Ci sono poi tornato, all’Orsiera, sperando di incrociare di nuovo lo sguardo ambrato del re. Ma non c’erano stambecchi, quel giorno. Solo pecore. E capre. Tante. Il gregge al pascolo sulle montagne ha un che di atavico, di ancestrale. Quante generazioni di capre, prima di queste, hanno calcato queste stesse rocce, hanno brucato questa stessa erba? Quante generazioni di pastori le hanno seguite su per i pendii alpini e ne hanno raccolto il latte per trasformarlo in formaggio?
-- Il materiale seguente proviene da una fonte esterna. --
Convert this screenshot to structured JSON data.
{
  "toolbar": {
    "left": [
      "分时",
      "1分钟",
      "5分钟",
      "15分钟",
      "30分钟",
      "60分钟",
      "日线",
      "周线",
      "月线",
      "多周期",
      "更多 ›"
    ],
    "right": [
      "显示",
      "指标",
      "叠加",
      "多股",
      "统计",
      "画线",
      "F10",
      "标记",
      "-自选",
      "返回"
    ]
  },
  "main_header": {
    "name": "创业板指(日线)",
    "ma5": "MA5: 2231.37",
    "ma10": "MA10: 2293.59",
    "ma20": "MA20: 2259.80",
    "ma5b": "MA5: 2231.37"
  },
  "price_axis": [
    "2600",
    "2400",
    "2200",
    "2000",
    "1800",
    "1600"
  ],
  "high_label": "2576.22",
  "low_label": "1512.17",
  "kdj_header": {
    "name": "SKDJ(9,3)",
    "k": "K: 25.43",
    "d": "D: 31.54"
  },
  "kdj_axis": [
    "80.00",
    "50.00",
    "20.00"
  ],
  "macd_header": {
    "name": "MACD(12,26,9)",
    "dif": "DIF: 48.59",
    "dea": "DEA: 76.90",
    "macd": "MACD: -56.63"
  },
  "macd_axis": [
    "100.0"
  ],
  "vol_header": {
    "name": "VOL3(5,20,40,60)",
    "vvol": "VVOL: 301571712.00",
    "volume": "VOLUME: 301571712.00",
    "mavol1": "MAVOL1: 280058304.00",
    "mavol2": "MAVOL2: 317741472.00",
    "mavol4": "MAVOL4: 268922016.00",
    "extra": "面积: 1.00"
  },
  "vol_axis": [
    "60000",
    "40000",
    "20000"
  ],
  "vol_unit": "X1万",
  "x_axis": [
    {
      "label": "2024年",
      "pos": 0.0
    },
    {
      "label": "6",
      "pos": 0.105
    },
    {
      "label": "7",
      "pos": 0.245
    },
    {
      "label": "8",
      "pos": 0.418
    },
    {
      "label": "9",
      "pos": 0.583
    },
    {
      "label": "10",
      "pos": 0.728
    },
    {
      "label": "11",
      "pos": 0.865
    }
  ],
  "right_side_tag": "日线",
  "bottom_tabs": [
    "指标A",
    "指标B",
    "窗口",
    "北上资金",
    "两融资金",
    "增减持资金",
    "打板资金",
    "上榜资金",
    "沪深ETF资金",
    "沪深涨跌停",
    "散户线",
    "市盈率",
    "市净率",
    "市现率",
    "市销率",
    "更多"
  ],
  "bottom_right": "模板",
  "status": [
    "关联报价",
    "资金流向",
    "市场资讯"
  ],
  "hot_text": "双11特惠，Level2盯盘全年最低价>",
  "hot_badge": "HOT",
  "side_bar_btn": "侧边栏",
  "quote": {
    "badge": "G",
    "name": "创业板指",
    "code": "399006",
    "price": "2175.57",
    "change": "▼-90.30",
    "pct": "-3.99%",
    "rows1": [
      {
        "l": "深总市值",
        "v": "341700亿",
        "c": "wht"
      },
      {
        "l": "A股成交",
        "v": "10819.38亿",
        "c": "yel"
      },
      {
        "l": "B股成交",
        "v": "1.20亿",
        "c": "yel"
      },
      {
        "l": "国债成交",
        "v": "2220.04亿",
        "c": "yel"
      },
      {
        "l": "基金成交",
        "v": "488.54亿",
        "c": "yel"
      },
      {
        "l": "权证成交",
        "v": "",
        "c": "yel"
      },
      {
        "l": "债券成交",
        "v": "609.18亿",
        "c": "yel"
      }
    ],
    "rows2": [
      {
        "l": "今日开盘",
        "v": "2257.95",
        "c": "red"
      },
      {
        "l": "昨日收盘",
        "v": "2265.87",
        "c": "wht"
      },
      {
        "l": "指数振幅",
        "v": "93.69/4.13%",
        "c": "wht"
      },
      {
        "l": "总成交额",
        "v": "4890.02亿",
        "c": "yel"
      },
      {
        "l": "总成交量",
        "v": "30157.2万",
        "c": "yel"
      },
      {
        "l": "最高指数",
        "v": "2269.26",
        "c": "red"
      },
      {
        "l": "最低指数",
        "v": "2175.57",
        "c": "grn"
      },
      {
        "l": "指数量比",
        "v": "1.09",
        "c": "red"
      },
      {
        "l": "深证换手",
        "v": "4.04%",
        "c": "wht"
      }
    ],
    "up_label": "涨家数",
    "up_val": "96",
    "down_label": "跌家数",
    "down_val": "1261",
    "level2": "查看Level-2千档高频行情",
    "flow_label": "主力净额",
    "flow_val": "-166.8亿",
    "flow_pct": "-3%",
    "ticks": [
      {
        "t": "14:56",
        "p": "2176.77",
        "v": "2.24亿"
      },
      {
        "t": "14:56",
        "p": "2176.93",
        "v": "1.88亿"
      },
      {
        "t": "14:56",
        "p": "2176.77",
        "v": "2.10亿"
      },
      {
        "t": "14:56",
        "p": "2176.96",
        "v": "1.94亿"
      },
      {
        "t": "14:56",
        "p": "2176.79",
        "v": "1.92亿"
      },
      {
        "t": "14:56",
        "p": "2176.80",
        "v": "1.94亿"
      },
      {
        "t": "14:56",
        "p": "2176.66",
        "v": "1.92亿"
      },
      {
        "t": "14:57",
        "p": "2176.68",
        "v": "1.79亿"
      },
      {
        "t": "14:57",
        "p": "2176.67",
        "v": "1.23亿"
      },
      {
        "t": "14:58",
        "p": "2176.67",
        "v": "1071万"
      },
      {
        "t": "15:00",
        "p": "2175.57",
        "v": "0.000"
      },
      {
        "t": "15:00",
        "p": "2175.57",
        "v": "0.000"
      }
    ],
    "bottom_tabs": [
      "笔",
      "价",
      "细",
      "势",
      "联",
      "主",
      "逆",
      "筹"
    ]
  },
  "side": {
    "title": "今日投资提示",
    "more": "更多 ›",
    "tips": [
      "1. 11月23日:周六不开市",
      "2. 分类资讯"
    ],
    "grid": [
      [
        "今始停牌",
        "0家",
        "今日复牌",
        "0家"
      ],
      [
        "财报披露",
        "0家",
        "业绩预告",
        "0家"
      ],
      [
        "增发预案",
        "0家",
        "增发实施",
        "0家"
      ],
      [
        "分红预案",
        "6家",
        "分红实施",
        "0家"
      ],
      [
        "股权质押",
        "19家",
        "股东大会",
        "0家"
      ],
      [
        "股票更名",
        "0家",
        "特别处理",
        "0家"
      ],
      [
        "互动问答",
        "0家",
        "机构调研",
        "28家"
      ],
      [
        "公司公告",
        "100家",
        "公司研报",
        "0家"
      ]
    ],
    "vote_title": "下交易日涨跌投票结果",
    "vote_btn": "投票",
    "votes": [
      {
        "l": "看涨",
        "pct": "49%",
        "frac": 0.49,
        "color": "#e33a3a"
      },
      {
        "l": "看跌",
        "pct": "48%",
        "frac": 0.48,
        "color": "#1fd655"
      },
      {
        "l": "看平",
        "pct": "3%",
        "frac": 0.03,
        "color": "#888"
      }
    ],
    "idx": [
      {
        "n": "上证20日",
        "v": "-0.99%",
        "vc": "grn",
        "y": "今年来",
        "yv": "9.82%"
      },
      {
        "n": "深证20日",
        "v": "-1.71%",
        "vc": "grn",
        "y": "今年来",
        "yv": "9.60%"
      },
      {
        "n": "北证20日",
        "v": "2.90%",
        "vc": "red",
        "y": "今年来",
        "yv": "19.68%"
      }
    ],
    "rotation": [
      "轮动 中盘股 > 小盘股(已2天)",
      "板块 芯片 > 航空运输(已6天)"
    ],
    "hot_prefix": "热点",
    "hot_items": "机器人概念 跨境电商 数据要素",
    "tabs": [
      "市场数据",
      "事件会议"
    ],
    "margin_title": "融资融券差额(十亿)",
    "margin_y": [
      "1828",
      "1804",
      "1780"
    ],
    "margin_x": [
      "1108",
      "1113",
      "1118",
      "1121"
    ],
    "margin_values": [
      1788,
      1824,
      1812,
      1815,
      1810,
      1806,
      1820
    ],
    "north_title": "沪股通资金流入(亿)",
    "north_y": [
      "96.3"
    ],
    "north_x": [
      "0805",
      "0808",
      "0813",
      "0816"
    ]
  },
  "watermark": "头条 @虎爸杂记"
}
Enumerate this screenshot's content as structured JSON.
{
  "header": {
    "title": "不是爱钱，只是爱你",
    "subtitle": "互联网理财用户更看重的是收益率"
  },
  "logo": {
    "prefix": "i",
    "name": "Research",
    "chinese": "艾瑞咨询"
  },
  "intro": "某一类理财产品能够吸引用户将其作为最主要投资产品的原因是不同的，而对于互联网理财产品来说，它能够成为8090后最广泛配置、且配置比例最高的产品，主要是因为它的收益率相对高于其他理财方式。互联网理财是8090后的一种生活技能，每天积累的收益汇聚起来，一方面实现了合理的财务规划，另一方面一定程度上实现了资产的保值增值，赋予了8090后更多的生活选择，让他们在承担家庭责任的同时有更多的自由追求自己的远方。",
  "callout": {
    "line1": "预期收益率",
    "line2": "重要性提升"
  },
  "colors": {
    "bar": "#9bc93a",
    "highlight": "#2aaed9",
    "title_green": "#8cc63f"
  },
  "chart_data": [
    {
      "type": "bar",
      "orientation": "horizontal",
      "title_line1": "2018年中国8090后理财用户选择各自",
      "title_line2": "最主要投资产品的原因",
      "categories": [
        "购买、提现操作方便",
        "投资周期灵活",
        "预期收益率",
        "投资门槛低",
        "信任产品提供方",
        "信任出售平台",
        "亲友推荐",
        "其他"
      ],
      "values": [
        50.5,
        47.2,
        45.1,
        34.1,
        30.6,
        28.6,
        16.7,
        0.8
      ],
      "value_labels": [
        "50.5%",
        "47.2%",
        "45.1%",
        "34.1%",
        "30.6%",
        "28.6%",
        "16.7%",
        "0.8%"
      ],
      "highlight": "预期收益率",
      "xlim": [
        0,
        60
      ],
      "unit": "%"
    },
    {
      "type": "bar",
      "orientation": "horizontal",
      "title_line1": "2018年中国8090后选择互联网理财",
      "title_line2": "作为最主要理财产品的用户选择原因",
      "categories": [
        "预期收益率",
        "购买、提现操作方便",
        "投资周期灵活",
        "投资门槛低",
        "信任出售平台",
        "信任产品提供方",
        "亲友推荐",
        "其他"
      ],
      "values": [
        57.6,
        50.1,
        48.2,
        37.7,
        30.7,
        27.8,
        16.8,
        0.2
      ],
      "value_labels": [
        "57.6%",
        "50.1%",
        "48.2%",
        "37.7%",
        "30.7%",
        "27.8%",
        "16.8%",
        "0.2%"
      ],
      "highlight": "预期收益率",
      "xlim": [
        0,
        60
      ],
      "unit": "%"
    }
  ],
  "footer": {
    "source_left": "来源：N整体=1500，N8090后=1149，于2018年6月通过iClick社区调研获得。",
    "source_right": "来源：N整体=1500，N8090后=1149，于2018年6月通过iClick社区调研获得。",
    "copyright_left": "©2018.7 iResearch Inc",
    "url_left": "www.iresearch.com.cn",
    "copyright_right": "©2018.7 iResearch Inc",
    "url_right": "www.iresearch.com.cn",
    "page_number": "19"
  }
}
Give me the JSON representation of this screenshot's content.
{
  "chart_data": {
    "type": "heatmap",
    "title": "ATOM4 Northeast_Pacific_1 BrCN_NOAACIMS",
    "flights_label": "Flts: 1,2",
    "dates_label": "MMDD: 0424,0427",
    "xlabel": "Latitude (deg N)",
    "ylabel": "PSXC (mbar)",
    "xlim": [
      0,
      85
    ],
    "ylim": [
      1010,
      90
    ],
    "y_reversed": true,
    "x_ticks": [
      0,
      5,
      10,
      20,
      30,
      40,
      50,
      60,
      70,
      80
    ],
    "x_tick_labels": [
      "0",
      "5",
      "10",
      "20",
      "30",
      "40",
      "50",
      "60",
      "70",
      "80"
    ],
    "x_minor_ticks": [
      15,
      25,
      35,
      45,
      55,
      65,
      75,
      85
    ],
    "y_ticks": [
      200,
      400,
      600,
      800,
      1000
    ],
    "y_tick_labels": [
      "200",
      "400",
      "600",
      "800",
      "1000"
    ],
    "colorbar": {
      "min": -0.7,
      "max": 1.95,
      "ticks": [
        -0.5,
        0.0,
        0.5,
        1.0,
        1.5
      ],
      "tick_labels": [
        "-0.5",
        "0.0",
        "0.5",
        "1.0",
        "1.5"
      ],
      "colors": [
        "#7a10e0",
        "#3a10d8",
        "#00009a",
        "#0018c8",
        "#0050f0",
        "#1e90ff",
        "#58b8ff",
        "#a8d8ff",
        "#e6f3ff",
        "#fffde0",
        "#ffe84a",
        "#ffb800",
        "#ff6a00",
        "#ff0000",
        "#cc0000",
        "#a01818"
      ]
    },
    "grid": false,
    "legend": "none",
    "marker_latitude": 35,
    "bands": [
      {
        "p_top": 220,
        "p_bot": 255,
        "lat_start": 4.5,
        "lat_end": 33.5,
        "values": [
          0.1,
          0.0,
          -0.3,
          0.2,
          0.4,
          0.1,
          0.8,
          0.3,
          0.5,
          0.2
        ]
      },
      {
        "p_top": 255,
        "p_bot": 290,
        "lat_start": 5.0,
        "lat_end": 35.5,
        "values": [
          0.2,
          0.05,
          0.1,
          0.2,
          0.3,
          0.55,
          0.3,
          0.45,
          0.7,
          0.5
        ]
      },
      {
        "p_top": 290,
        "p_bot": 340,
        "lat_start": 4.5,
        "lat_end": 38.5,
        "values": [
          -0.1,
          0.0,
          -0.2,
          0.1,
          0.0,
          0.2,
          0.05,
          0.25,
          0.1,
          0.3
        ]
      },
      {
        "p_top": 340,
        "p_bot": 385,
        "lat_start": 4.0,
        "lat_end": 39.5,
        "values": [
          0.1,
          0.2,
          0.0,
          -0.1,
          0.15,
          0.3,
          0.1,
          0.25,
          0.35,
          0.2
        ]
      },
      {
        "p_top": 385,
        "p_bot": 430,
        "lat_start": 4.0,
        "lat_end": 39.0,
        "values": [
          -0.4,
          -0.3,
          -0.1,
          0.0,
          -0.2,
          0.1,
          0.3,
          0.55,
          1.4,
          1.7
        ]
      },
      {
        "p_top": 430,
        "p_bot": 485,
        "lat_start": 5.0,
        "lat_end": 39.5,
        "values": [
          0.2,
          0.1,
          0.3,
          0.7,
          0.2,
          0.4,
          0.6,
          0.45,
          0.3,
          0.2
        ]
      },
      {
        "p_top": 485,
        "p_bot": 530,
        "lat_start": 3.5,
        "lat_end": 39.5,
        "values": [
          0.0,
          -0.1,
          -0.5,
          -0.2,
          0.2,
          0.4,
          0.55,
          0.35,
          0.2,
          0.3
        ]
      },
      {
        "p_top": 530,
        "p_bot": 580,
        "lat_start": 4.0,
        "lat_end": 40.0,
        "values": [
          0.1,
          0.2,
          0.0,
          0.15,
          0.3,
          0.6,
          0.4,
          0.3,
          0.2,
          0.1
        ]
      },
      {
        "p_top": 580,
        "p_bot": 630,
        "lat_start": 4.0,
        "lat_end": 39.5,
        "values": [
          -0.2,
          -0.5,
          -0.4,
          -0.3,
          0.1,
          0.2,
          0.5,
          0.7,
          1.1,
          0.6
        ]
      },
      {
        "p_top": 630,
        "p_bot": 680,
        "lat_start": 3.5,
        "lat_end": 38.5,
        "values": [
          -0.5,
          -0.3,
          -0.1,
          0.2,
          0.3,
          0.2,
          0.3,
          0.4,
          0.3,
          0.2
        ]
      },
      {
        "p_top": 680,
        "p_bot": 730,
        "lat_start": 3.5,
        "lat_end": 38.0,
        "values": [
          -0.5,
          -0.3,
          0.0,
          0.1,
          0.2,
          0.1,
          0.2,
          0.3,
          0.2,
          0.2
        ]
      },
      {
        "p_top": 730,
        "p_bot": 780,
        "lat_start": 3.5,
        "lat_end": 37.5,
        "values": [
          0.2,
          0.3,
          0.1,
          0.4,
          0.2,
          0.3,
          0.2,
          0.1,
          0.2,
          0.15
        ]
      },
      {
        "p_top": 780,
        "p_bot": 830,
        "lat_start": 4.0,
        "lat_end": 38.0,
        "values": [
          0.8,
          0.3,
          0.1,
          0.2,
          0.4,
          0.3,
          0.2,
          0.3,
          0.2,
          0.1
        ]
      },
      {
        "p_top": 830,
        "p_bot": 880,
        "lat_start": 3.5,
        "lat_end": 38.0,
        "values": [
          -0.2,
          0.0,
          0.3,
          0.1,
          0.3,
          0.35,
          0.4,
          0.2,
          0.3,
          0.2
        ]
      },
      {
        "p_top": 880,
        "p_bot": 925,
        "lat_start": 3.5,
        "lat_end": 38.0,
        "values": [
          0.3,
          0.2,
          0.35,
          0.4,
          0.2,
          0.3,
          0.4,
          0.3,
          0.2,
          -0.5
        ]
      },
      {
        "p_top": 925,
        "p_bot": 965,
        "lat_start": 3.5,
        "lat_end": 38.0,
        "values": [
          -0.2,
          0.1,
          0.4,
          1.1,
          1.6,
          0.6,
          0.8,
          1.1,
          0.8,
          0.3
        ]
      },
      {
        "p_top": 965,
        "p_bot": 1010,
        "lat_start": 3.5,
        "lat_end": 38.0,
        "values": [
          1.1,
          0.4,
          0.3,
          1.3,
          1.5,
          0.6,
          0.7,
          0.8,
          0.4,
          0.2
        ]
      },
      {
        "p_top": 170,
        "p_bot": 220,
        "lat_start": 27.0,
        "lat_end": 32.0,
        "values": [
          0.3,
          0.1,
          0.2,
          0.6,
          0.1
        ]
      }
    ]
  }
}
E chissà che non venisse proprio da queste montagne quella toma che, nel 161, viaggiò verso Roma. C’è chi si è divertito a esplorare l’impero romano seguendo il viaggio di una moneta. Quanto più strano sarebbe seguire una toma! Era nata in alta quota, e portava nel gusto l’aria della montagna. Pare che l’imperatore ne andasse matto. Portata a valle, aveva viaggiato sulla strada costruita da Cozio quasi due secoli prima; aveva attraversato Augusta dei Taurini, e s’era poi incamminata alla volta della Capitale. O meglio, di Lorium. Era lì, infatti, fuori dalla confusione di Roma, che il settantenne Antonino Pio amava trascorrere le proprie giornate. E quella toma nata tra i venti alpini arrivò sulla sua tavola una sera d’inizio primavera. Ed era buona.

Buona da morire.

Mors autem eius talis fuisse narratur: cum Alpinum caseum in cena edisset avidius, nocte reiectavit atque alia die f[r]ebre commotus est.[2]

Σ.

 

[1] Laura Canalis, I mammiferi delle Alpi. Come riconoscerli, dove e quando osservarli, Blu Edizioni, Torino 2012, p. 246.

[2] Historia Augusta, Ant. Pius 12.4.1-5.1. / “E si racconta che tale sia stata la sua morte: avendo cenato avidamente con del formaggio alpino, la notte vomitò, e il giorno seguente fu preso dalla febbre”.